これまで記事にしてきた実験,特にコンピュータ実機を用いた実験では,Arch Linuxをインストールしたラップトップを使用していました.
例えばこれら↓
『ハッキングラボ』をやってみた関係でVirtualBoxが充実してきたので,この際仮想環境上にArch Linux環境を作ってしまおうということでその手順をまとめました.
初めてArchをインストールしたときに手順書を作っておいたので,それを参照しながら作業を行いました.手順書を書いたのが2014年なので当然今では上手くいかない箇所もあり,詰まったら適当に回避しています.

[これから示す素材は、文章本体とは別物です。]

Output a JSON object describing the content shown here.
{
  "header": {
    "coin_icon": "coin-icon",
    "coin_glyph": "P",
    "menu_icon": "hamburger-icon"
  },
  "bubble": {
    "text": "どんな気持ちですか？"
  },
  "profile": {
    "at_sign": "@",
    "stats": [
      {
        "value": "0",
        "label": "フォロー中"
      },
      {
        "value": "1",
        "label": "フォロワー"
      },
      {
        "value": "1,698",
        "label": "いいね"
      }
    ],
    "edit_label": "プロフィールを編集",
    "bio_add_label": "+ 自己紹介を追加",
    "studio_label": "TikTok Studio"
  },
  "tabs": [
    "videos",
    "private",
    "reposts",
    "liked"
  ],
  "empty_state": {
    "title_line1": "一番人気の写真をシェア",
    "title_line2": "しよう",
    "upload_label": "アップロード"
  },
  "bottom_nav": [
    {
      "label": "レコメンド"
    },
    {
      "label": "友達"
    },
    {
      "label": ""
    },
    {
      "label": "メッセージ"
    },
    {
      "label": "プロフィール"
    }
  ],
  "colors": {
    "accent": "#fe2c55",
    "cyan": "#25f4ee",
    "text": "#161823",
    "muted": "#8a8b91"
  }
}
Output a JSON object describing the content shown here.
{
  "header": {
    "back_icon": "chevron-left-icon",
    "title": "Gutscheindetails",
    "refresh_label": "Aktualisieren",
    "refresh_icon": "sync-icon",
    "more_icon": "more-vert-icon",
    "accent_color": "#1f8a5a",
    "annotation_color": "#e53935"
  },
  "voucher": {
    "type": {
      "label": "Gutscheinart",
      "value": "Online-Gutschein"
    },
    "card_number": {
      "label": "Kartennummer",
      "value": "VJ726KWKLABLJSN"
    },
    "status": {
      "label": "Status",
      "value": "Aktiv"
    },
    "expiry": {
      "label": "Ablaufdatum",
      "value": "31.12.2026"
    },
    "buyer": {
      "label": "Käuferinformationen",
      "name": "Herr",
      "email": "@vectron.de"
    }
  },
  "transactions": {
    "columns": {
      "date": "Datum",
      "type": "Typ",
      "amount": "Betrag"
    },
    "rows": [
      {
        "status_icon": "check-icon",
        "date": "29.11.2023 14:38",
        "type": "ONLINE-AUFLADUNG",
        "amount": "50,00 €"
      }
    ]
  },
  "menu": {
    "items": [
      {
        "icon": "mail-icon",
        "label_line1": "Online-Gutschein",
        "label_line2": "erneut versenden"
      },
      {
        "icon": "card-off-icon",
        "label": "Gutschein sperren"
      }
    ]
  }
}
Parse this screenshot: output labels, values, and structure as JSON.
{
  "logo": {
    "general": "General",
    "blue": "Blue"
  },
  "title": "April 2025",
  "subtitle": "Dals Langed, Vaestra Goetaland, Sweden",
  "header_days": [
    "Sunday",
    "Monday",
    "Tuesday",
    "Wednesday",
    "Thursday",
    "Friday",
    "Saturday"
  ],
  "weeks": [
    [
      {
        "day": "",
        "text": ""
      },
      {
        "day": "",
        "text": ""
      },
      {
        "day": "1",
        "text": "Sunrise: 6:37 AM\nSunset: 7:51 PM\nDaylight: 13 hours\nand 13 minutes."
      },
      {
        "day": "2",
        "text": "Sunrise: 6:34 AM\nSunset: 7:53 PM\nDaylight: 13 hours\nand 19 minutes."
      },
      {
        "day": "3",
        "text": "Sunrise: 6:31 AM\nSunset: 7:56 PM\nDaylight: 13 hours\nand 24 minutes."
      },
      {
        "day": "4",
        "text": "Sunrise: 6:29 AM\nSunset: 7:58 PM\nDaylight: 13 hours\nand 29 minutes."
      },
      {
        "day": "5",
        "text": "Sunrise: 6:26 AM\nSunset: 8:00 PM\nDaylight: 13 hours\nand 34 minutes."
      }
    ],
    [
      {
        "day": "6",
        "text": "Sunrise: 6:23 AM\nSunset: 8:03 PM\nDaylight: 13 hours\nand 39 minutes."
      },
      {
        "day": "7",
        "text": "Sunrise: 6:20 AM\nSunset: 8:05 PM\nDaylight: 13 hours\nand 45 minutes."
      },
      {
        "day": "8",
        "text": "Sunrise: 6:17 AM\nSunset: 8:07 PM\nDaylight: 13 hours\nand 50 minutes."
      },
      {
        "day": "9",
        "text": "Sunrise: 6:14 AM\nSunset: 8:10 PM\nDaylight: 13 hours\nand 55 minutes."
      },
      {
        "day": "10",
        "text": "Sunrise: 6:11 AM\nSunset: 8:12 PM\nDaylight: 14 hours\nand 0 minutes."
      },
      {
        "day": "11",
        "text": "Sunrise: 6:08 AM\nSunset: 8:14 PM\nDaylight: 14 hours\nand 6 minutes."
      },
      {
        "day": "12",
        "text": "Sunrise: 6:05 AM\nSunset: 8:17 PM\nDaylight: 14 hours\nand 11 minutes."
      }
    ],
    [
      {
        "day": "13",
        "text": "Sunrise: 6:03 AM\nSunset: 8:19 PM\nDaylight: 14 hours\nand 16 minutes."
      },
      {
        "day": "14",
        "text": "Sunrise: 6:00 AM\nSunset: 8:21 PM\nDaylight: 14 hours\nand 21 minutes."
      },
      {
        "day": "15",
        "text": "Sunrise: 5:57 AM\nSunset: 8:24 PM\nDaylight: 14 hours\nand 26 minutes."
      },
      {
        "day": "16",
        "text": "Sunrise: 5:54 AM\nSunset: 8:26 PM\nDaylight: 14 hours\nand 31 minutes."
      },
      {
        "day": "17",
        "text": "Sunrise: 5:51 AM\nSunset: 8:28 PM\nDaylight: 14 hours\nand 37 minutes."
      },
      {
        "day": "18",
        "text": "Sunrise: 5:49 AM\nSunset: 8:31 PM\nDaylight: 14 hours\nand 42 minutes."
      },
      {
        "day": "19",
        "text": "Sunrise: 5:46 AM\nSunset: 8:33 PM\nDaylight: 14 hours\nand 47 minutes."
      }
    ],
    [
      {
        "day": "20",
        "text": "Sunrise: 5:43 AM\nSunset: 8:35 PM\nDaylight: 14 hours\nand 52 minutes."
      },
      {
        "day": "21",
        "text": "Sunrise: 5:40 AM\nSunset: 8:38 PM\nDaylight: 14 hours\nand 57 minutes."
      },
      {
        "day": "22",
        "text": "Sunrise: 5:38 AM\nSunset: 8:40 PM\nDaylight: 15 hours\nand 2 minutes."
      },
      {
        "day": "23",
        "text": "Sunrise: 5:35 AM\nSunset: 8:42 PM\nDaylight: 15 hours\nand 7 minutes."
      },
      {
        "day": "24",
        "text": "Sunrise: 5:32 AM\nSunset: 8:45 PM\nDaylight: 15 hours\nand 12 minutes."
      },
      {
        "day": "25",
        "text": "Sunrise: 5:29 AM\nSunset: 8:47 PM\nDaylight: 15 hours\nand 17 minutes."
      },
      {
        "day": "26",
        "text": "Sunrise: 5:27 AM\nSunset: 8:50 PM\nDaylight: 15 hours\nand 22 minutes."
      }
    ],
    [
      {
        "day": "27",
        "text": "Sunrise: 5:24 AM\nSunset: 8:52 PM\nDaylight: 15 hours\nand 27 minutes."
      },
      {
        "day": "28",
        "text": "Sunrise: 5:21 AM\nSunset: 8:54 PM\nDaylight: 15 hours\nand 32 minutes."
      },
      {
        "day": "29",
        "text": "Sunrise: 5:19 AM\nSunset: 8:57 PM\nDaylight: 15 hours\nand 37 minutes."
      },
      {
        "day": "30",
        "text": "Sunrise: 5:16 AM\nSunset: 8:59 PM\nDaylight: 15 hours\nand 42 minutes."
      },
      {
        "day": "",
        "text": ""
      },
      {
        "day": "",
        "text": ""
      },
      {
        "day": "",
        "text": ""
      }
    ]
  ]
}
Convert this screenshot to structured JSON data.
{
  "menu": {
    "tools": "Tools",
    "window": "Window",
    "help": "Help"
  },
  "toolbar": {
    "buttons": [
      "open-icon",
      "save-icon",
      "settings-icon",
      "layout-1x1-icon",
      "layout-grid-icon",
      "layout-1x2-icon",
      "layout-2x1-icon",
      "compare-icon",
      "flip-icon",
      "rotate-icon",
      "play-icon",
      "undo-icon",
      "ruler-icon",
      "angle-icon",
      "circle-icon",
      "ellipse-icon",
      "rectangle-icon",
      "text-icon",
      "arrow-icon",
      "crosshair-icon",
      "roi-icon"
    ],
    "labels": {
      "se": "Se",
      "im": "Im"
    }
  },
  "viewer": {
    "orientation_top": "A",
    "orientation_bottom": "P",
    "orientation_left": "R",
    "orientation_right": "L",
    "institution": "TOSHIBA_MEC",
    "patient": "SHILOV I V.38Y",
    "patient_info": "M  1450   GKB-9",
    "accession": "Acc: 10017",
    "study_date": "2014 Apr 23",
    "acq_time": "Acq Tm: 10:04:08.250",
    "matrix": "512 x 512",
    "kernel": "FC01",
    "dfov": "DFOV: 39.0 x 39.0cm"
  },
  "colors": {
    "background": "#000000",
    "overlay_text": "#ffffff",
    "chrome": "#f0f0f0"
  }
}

したがって,以下の記述には誤っている箇所や意味のない操作が含まれているかもしれません.あらかじめご了承ください.
ディスクイメージのダウンロード
https://www.archlinux.org/download/ からISOファイルをダウンロードしてきます.基本的には地理的に一番近いサーバ,つまり日本のサーバを選択するのが良いと思います.Archのインストールイメージは1ヶ月ごとに更新され,本稿記述時の最新版はarchlinux-2020.07.01-x86_64.isoでした.今回はそれを用います.
ダウンロードが完了したら一応MD5のハッシュ値を確認しておきます.Windowsの場合下の方法で確認できます.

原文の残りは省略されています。